L’olimpionico Checcoli si candida a Sport e Salute

Il due volte campione olimpico Mauro Checcoli salta l’ostacolo presentando la sua candidatura alla presidenza di Sport e Salute e, in un certo senso, mette il governo di fronte alle proprie responsabilità.

Il sottosegretario Giancarlo Giorgetti avrà voglia di tenere fuori un personaggio di questo genere? Checcoli nel  proprio curriculum vanta due medaglie d’oro olimpiche, la presidenza dell’Accademia Olimpica (emanazione del C.I.O.), la vicepresidenza della fondazione Onesti, la delicata carica di commissario della federazione medico sportiva dopo lo scandalo del doping nel 1998, è ingegnere e docente universitario, progettista di molti impianti sportivi ed è uno dei pochi che ha tutte le carte in regola per accedere alla massima carica di Sport e Salute.
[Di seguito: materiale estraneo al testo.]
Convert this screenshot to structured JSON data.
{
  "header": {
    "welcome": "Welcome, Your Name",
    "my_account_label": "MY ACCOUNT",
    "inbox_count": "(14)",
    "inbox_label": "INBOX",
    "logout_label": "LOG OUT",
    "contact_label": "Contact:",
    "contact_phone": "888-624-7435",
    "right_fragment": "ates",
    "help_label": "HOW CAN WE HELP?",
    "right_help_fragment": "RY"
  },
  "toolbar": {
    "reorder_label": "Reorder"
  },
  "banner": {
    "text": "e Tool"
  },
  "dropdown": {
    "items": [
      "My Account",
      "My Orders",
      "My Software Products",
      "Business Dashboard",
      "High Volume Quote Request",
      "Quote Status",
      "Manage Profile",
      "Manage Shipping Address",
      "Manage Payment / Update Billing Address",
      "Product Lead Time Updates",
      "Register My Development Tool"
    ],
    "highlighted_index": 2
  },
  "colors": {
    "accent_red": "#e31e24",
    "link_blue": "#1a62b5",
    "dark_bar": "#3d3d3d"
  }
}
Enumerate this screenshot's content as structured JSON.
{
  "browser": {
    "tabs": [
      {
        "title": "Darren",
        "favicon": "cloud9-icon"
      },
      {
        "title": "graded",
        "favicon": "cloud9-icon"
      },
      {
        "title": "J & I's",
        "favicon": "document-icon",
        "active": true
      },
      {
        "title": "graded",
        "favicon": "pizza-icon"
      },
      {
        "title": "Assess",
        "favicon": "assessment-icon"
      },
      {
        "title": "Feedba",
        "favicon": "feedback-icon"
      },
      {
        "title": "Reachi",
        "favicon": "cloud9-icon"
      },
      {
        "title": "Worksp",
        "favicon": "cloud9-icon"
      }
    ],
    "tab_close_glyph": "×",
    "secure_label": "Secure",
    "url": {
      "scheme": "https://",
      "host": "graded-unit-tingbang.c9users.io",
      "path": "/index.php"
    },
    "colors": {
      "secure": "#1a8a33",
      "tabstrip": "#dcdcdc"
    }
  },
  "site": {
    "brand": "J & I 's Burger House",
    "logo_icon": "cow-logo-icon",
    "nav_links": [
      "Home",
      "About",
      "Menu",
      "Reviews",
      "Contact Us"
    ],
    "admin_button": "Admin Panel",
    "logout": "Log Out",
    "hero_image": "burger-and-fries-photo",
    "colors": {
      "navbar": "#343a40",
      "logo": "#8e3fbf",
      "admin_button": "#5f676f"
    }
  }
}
“La mia candidatura -afferma Checcoli- nasce spontaneamente. Metto a disposizione dello sport la mia esperienza e le mie competenze”. Candidatura che, dunque, viene presentata senza nessuna pressione da parte del CONI e degli altri vertici sportivi. “Questa candidatura -continua Checcoli- arriva dall’Accademia Olimpica, che ha nel proprio statuto la diffusione degli ideali sportivi come definiti dal CIO e la promozione dell’etica e della cultura ispirata agli ideali olimpici. Noi non siamo una associazione privata, anche se la legge del parastato ci colloca in questo calderone. Siamo una accademia con legami internazionali, ed è una cosa ben diversa. La mia candidatura vuole essere una provocazione dialettica”. Questo significa che chi si presenta per una carica così delicata come presidente di Sport e Salute deve avere un curriculum all’altezza di questo ruolo. Che strada sceglierà il governo?